Et ce n’est pas fini. Car la voracité de la GMS dans ce domaine semble reprendre. Alors qu’elle avait subi de plein fouet un transfert des ventes vers le hard discount au début de la crise, la GMS se ressaisit avec l’appui notamment des fabricants qui se sont recentrés sur elle en lançant des produits plus conventionnels dans leurs packagings et leurs conditionnements. A titre d’exemple, Henkel, qui a longtemps misé sur son format de dentifrice en flacon tête en bas, a remis sur le marché des tubes classiques et dans la mouvance du « développement durable » pour ses trois nouvelles références Xtreme White, Xtra Cool et Complet.
Toute différente est l’approche de la vente de dentifrices en pharmacie. Arthrodont, qui devance Fluocaril 125 et 75 ml – deux autres AMM – au top-3 des dentifrices pour adultes, mise sur son statut de médicament pour se différencier de la concurrence. « Notre positionnement en officine ne repose pas sur l’action promotionnelle mais davantage sur la visibilité », décrit Thomas Drieux, responsable marketing Oral Care chez Pierre Fabre. Il croit par ailleurs au ralentissement de l’offensive des hard discounters, qui avaient vu leurs ventes augmenter de 10 % en 2008. « Le marché des consommateurs qui privilégiaient le prix a déjà été capté. Les autres, qui s’étaient tournés vers le hard discount en raison de la crise, vont revenir vers leur distributeur initial. La tendance va donc se stabiliser et, après avoir touché le fond en pharmacie, nous allons assister à un retour des consommateurs captés momentanément par la GMS mais qui restent convaincus par l’offre en pharmacie », analyse Thomas Drieux. C’est dans ce climat d’optimisme que le groupe a vu grimper ses ventes en buccodentaire de 10 % en 2009. Pierre Fabre, qui détient déjà le palmarès du groupe « brosses à dents non électriques » avec la gamme médicale Inava, vient de lancer Elgydium Diffusion, une brosse à dents disposant de la technologie AFT (Anchor Free Tufting). Cette brosse esthétique et morphologique à l’implantation de brins sans agrafes est aujourd’hui présente sur le marché de la pharmacie à plus d’un million d’exemplaires (1,90 euro en prix d’achat pour un prix de vente élevé à 3,60 euros). Elle devrait confirmer la reprise des ventes de brosses à dents en officine (+ 1,2 % en 2009) après les années noires de 2007-2008 qui avaient connu une baisse de 1,8 % en valeur selon IMS Health, et même de 18 % en volume selon Nielsen.

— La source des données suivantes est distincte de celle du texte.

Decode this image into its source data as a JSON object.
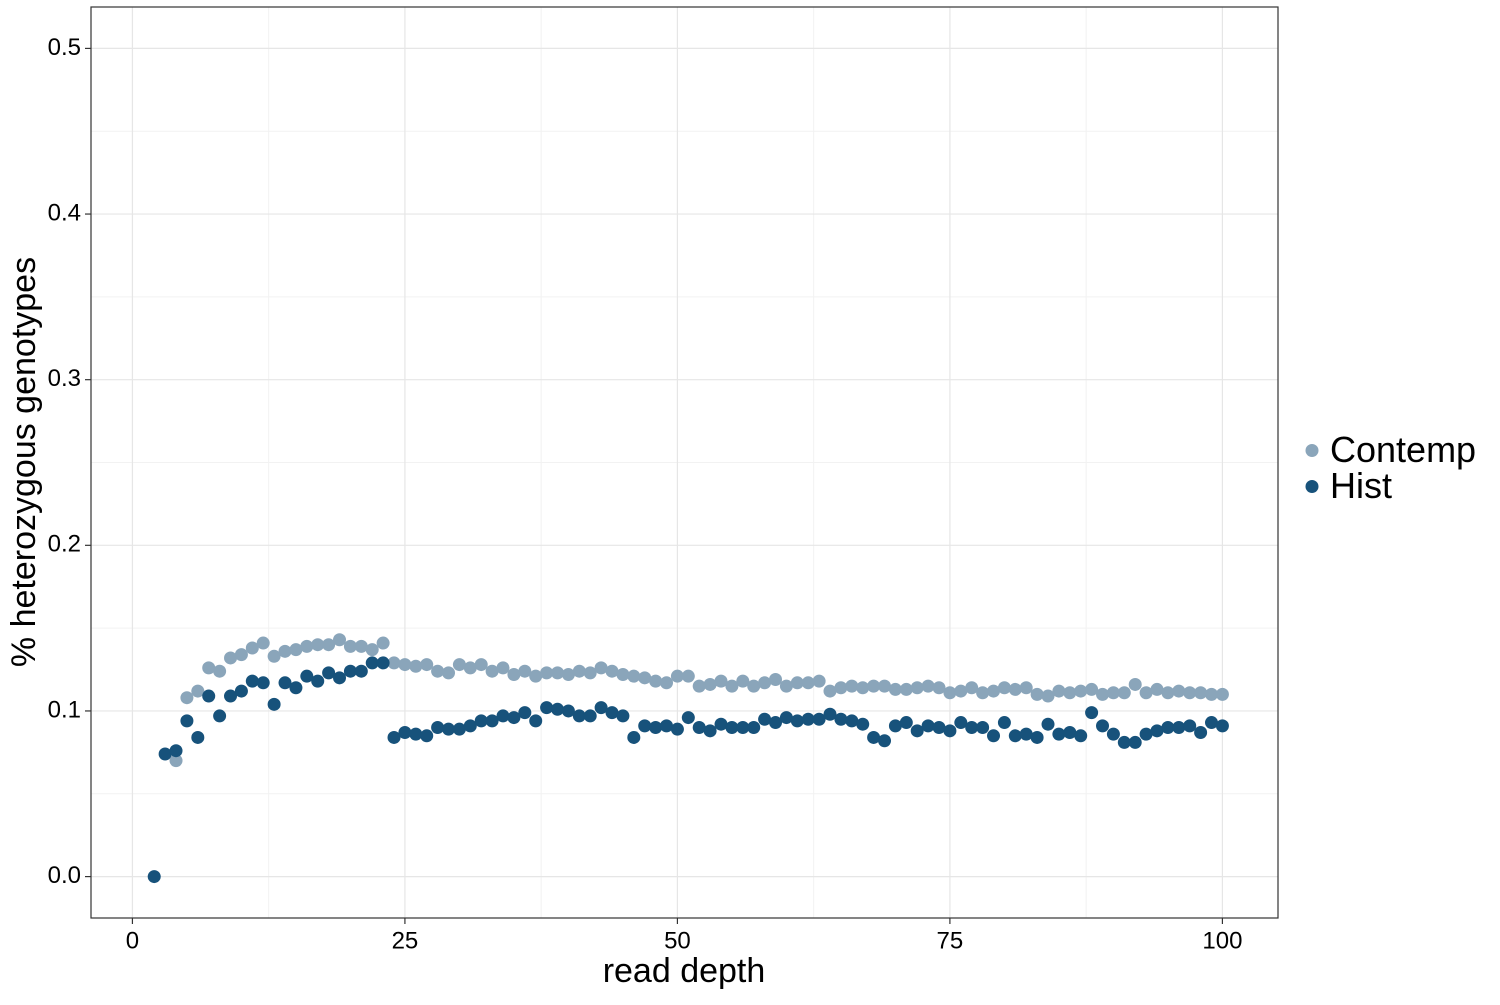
{
  "chart_data": {
    "type": "scatter",
    "x_label": "read depth",
    "y_label": "% heterozygous genotypes",
    "x": [
      2,
      3,
      4,
      5,
      6,
      7,
      8,
      9,
      10,
      11,
      12,
      13,
      14,
      15,
      16,
      17,
      18,
      19,
      20,
      21,
      22,
      23,
      24,
      25,
      26,
      27,
      28,
      29,
      30,
      31,
      32,
      33,
      34,
      35,
      36,
      37,
      38,
      39,
      40,
      41,
      42,
      43,
      44,
      45,
      46,
      47,
      48,
      49,
      50,
      51,
      52,
      53,
      54,
      55,
      56,
      57,
      58,
      59,
      60,
      61,
      62,
      63,
      64,
      65,
      66,
      67,
      68,
      69,
      70,
      71,
      72,
      73,
      74,
      75,
      76,
      77,
      78,
      79,
      80,
      81,
      82,
      83,
      84,
      85,
      86,
      87,
      88,
      89,
      90,
      91,
      92,
      93,
      94,
      95,
      96,
      97,
      98,
      99,
      100
    ],
    "series": [
      {
        "name": "Contemp",
        "color": "#8aa5ba",
        "values": [
          null,
          null,
          0.07,
          0.108,
          0.112,
          0.126,
          0.124,
          0.132,
          0.134,
          0.138,
          0.141,
          0.133,
          0.136,
          0.137,
          0.139,
          0.14,
          0.14,
          0.143,
          0.139,
          0.139,
          0.137,
          0.141,
          0.129,
          0.128,
          0.127,
          0.128,
          0.124,
          0.123,
          0.128,
          0.126,
          0.128,
          0.124,
          0.126,
          0.122,
          0.124,
          0.121,
          0.123,
          0.123,
          0.122,
          0.124,
          0.123,
          0.126,
          0.124,
          0.122,
          0.121,
          0.12,
          0.118,
          0.117,
          0.121,
          0.121,
          0.115,
          0.116,
          0.118,
          0.115,
          0.118,
          0.115,
          0.117,
          0.119,
          0.115,
          0.117,
          0.117,
          0.118,
          0.112,
          0.114,
          0.115,
          0.114,
          0.115,
          0.115,
          0.113,
          0.113,
          0.114,
          0.115,
          0.114,
          0.111,
          0.112,
          0.114,
          0.111,
          0.112,
          0.114,
          0.113,
          0.114,
          0.11,
          0.109,
          0.112,
          0.111,
          0.112,
          0.113,
          0.11,
          0.111,
          0.111,
          0.116,
          0.111,
          0.113,
          0.111,
          0.112,
          0.111,
          0.111,
          0.11,
          0.11
        ]
      },
      {
        "name": "Hist",
        "color": "#17527b",
        "values": [
          0.0,
          0.074,
          0.076,
          0.094,
          0.084,
          0.109,
          0.097,
          0.109,
          0.112,
          0.118,
          0.117,
          0.104,
          0.117,
          0.114,
          0.121,
          0.118,
          0.123,
          0.12,
          0.124,
          0.124,
          0.129,
          0.129,
          0.084,
          0.087,
          0.086,
          0.085,
          0.09,
          0.089,
          0.089,
          0.091,
          0.094,
          0.094,
          0.097,
          0.096,
          0.099,
          0.094,
          0.102,
          0.101,
          0.1,
          0.097,
          0.097,
          0.102,
          0.099,
          0.097,
          0.084,
          0.091,
          0.09,
          0.091,
          0.089,
          0.096,
          0.09,
          0.088,
          0.092,
          0.09,
          0.09,
          0.09,
          0.095,
          0.093,
          0.096,
          0.094,
          0.095,
          0.095,
          0.098,
          0.095,
          0.094,
          0.092,
          0.084,
          0.082,
          0.091,
          0.093,
          0.088,
          0.091,
          0.09,
          0.088,
          0.093,
          0.09,
          0.09,
          0.085,
          0.093,
          0.085,
          0.086,
          0.084,
          0.092,
          0.086,
          0.087,
          0.085,
          0.099,
          0.091,
          0.086,
          0.081,
          0.081,
          0.086,
          0.088,
          0.09,
          0.09,
          0.091,
          0.087,
          0.093,
          0.091
        ]
      }
    ],
    "xlim": [
      -3.8,
      105.1
    ],
    "ylim": [
      -0.025,
      0.525
    ],
    "xticks": [
      0,
      25,
      50,
      75,
      100
    ],
    "yticks": [
      {
        "value": 0,
        "label": "0.0"
      },
      0.1,
      0.2,
      0.3,
      0.4,
      0.5
    ],
    "grid": true,
    "minor_grid": true,
    "legend": "right"
  }
}
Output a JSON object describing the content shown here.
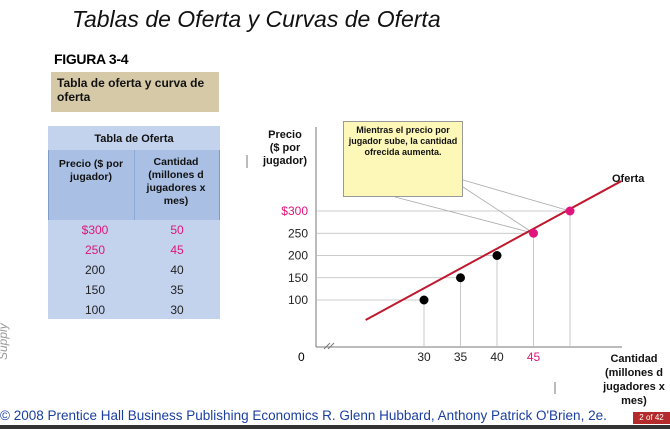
{
  "slide_title": "Tablas de Oferta y Curvas de Oferta",
  "figure_label": "FIGURA 3-4",
  "figure_caption": "Tabla de oferta y curva de oferta",
  "table": {
    "title": "Tabla de Oferta",
    "columns": [
      "Precio ($ por jugador)",
      "Cantidad (millones d jugadores x mes)"
    ],
    "rows": [
      {
        "price": "$300",
        "qty": "50",
        "highlight": true
      },
      {
        "price": "250",
        "qty": "45",
        "highlight": true
      },
      {
        "price": "200",
        "qty": "40",
        "highlight": false
      },
      {
        "price": "150",
        "qty": "35",
        "highlight": false
      },
      {
        "price": "100",
        "qty": "30",
        "highlight": false
      }
    ]
  },
  "callout_text": "Mientras el precio por jugador sube, la cantidad ofrecida aumenta.",
  "chart_data": {
    "type": "line",
    "ylabel": "Precio ($ por jugador)",
    "xlabel": "Cantidad (millones d jugadores x mes)",
    "series": [
      {
        "name": "Oferta",
        "color": "#c0182e",
        "points": [
          {
            "x": 30,
            "y": 100,
            "highlight": false
          },
          {
            "x": 35,
            "y": 150,
            "highlight": false
          },
          {
            "x": 40,
            "y": 200,
            "highlight": false
          },
          {
            "x": 45,
            "y": 250,
            "highlight": true
          },
          {
            "x": 50,
            "y": 300,
            "highlight": true
          }
        ]
      }
    ],
    "x_ticks": [
      "30",
      "35",
      "40",
      "45"
    ],
    "x_tick_values": [
      30,
      35,
      40,
      45
    ],
    "x_tick_highlight": [
      false,
      false,
      false,
      true
    ],
    "y_ticks": [
      "100",
      "150",
      "200",
      "250",
      "$300"
    ],
    "y_tick_values": [
      100,
      150,
      200,
      250,
      300
    ],
    "y_tick_highlight": [
      false,
      false,
      false,
      false,
      true
    ],
    "origin_label": "0",
    "highlight_color": "#e0147a",
    "grid": false
  },
  "side_label": "Supply",
  "footer": "© 2008 Prentice Hall Business Publishing   Economics  R. Glenn Hubbard, Anthony Patrick O'Brien, 2e.",
  "page_number": "2 of 42"
}
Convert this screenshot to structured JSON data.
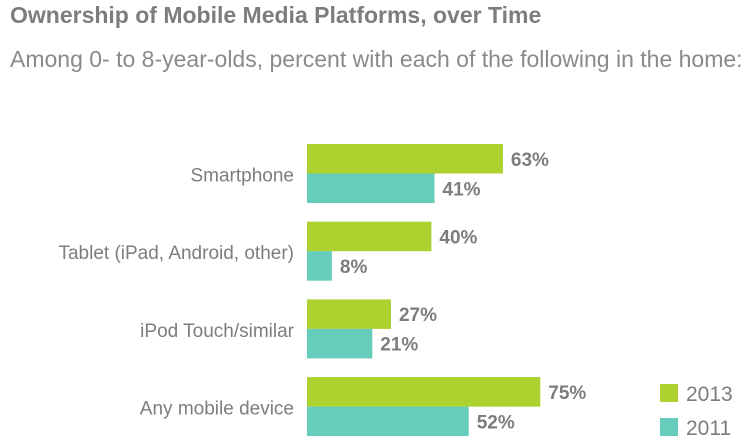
{
  "chart_data": {
    "type": "bar",
    "orientation": "horizontal",
    "title": "Ownership of Mobile Media Platforms, over Time",
    "subtitle": "Among 0- to 8-year-olds, percent with each of the following in the home:",
    "categories": [
      "Smartphone",
      "Tablet (iPad, Android, other)",
      "iPod Touch/similar",
      "Any mobile device"
    ],
    "series": [
      {
        "name": "2013",
        "color": "#add12f",
        "values": [
          63,
          40,
          27,
          75
        ]
      },
      {
        "name": "2011",
        "color": "#66ccbb",
        "values": [
          41,
          8,
          21,
          52
        ]
      }
    ],
    "value_suffix": "%",
    "xlim": [
      0,
      100
    ],
    "grid": false,
    "legend_position": "bottom-right",
    "text_color": "#7d7d7d"
  }
}
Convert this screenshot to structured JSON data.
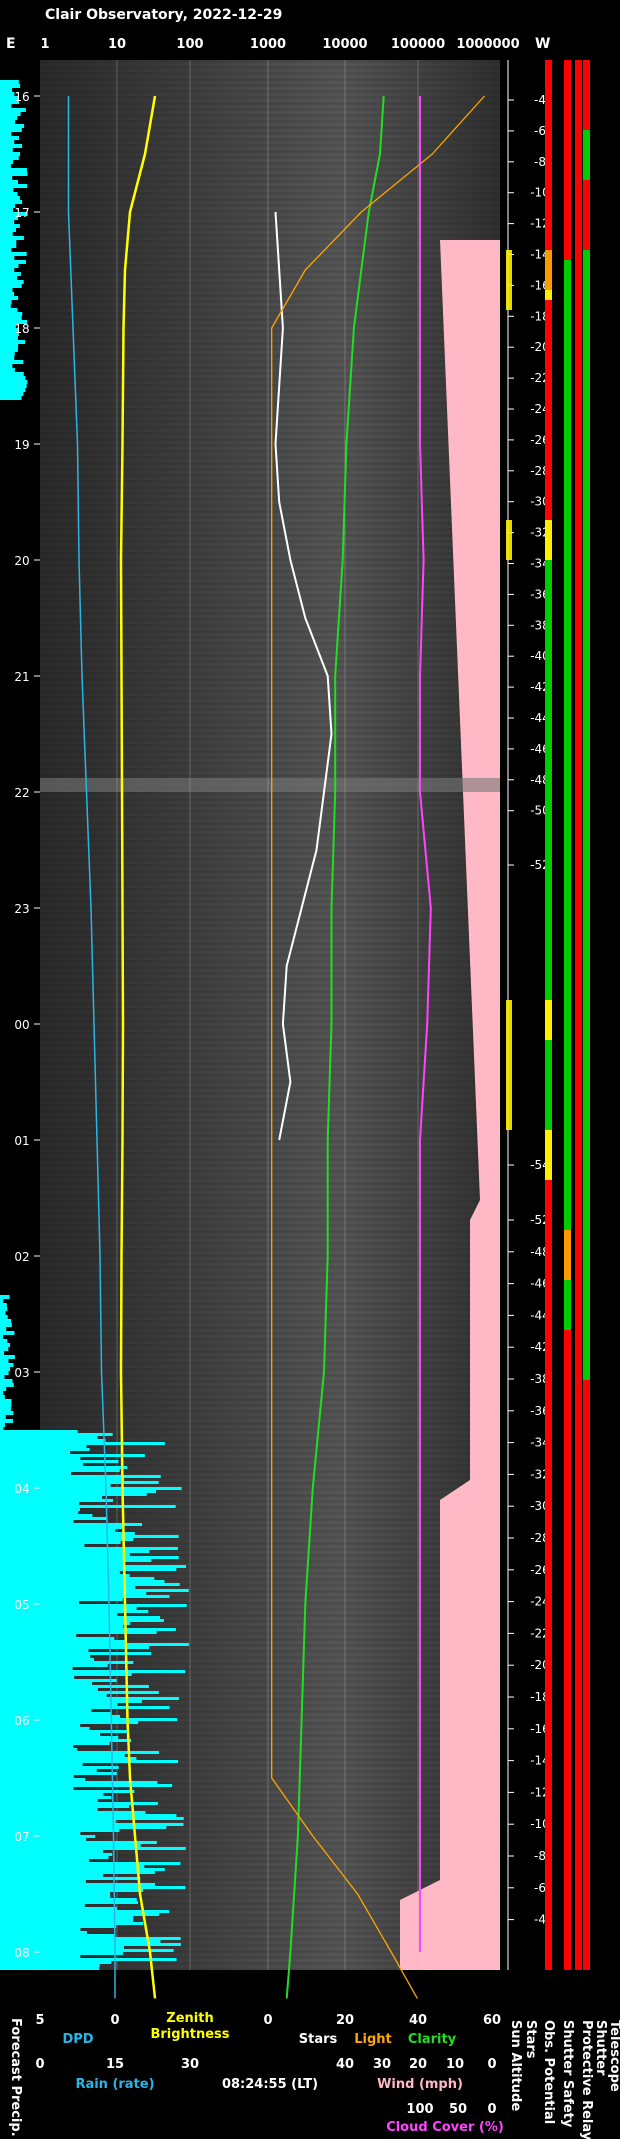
{
  "title": "Clair Observatory, 2022-12-29",
  "top_axis": {
    "left_label": "E",
    "right_label": "W",
    "ticks": [
      "1",
      "10",
      "100",
      "1000",
      "10000",
      "100000",
      "1000000"
    ]
  },
  "colors": {
    "dpd": "#29b6e6",
    "zenith": "#ffff00",
    "stars": "#ffffff",
    "light": "#ffa500",
    "clarity": "#22dd22",
    "cloud": "#ff44ff",
    "rain": "#00ffff",
    "pink": "#ffb8c6",
    "red": "#ff0000",
    "green": "#00cc00",
    "yellow": "#ffee00",
    "orange": "#ff9900",
    "sun": "#e08a00"
  },
  "chart_data": {
    "type": "line",
    "title": "Clair Observatory, 2022-12-29",
    "time_ticks": [
      "16",
      "17",
      "18",
      "19",
      "20",
      "21",
      "22",
      "23",
      "00",
      "01",
      "02",
      "03",
      "04",
      "05",
      "06",
      "07",
      "08"
    ],
    "sun_altitude_ticks": [
      "-4",
      "-6",
      "-8",
      "-10",
      "-12",
      "-14",
      "-16",
      "-18",
      "-20",
      "-22",
      "-24",
      "-26",
      "-28",
      "-30",
      "-32",
      "-34",
      "-36",
      "-38",
      "-40",
      "-42",
      "-44",
      "-46",
      "-48",
      "-50",
      "-52",
      "-54",
      "-52",
      "-48",
      "-46",
      "-44",
      "-42",
      "-38",
      "-36",
      "-34",
      "-32",
      "-30",
      "-28",
      "-26",
      "-24",
      "-22",
      "-20",
      "-18",
      "-16",
      "-14",
      "-12",
      "-10",
      "-8",
      "-6",
      "-4"
    ],
    "bottom_axes": {
      "dpd": {
        "label": "DPD",
        "ticks": [
          "5",
          "0"
        ]
      },
      "zenith": {
        "label": "Zenith Brightness",
        "ticks": [
          "15",
          "30"
        ]
      },
      "rain": {
        "label": "Rain (rate)",
        "ticks": [
          "0",
          "15",
          "30"
        ]
      },
      "stars_light_clarity": {
        "labels": [
          "Stars",
          "Light",
          "Clarity"
        ],
        "ticks": [
          "0",
          "20",
          "40",
          "60"
        ]
      },
      "wind": {
        "label": "Wind (mph)",
        "ticks": [
          "40",
          "30",
          "20",
          "10",
          "0"
        ]
      },
      "cloud": {
        "label": "Cloud Cover (%)",
        "ticks": [
          "100",
          "50",
          "0"
        ]
      },
      "time": "08:24:55 (LT)"
    },
    "right_labels": [
      "Sun Altitude",
      "Stars",
      "Obs. Potential",
      "Shutter Safety",
      "Protective Relay",
      "Shutter",
      "Telescope"
    ],
    "left_label": "Forecast Precip.",
    "series": [
      {
        "name": "DPD",
        "x_hours": [
          16,
          17,
          18,
          19,
          20,
          21,
          22,
          23,
          24,
          25,
          26,
          27,
          28,
          29,
          30,
          31,
          32,
          32.4
        ],
        "values": [
          3.1,
          3.1,
          2.8,
          2.5,
          2.4,
          2.2,
          1.9,
          1.6,
          1.4,
          1.2,
          1.0,
          0.9,
          0.6,
          0.4,
          0.25,
          0.1,
          0.0,
          0.0
        ]
      },
      {
        "name": "Zenith Brightness",
        "x_hours": [
          16,
          16.5,
          17,
          17.5,
          18,
          19,
          20,
          21,
          22,
          23,
          24,
          25,
          26,
          27,
          28,
          29,
          30,
          30.5,
          31,
          31.5,
          32,
          32.4
        ],
        "values": [
          23,
          21,
          18,
          17,
          16.7,
          16.5,
          16.2,
          16.3,
          16.4,
          16.5,
          16.6,
          16.5,
          16.3,
          16.2,
          16.5,
          17,
          17.5,
          18,
          19,
          20,
          22,
          23
        ]
      },
      {
        "name": "Clarity",
        "x_hours": [
          16,
          16.5,
          17,
          17.5,
          18,
          19,
          20,
          21,
          22,
          23,
          24,
          25,
          26,
          27,
          28,
          29,
          30,
          31,
          32,
          32.4
        ],
        "values": [
          31,
          30,
          27,
          25,
          23,
          21,
          20,
          18,
          18,
          17,
          17,
          16,
          16,
          15,
          12,
          10,
          9,
          8,
          6,
          5
        ]
      },
      {
        "name": "Stars",
        "x_hours": [
          17,
          17.5,
          18,
          18.5,
          19,
          19.5,
          20,
          20.5,
          21,
          21.5,
          22,
          22.5,
          23,
          23.5,
          24,
          24.5,
          25
        ],
        "values": [
          2,
          3,
          4,
          3,
          2,
          3,
          6,
          10,
          16,
          17,
          15,
          13,
          9,
          5,
          4,
          6,
          3
        ]
      },
      {
        "name": "Light",
        "x_hours": [
          16,
          16.5,
          17,
          17.5,
          18,
          30.5,
          31,
          31.5,
          32,
          32.4
        ],
        "values": [
          58,
          44,
          25,
          10,
          1,
          1,
          12,
          24,
          33,
          40
        ]
      },
      {
        "name": "Cloud Cover",
        "x_hours": [
          16,
          17,
          18,
          19,
          20,
          21,
          22,
          23,
          24,
          25,
          26,
          27,
          28,
          29,
          30,
          31,
          32
        ],
        "values": [
          0,
          0,
          0,
          0,
          5,
          0,
          0,
          15,
          10,
          0,
          0,
          0,
          0,
          0,
          0,
          0,
          0
        ]
      },
      {
        "name": "Sun Altitude",
        "x_hours": [
          16,
          17,
          18,
          19,
          20,
          21,
          22,
          23,
          24,
          25,
          26,
          27,
          28,
          29,
          30,
          31,
          32,
          32.4
        ],
        "values": [
          -4,
          -12,
          -20,
          -27,
          -34,
          -41,
          -48,
          -52,
          -54,
          -53,
          -50,
          -44,
          -38,
          -30,
          -22,
          -14,
          -6,
          -4
        ]
      }
    ]
  }
}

De fait, l’officine qui croque encore 313,64 millions d’euros dans le buccodentaire (et écoule 75 millions d’unités) a tout à gagner des recommandations des chirurgiens-dentistes et des orthodontistes. C’est le cas des dentifrices pour enfants Elmex Junior et Fluocaril Kids, par exemple, qui font preuve d’une stabilité à 0,8 % et 1,1 % de croissance en parts de marché sur un segment en baisse de 0,9 % (6,92 millions d’euros). Mais c’est surtout le cas des prescriptions de ces mêmes spécialistes et principalement le cas des traitements pour infection buccale. Eludril a cependant subi de plein fouet l’arrivée des génériques et tend, tant bien que mal, à se stabiliser. Ce médicament des laboratoires Pierre Fabre n’en continue pas moins de détenir le palmarès de cette catégorie de produits. Alodont, qui n’est pas génériqué, souffre forcément moins.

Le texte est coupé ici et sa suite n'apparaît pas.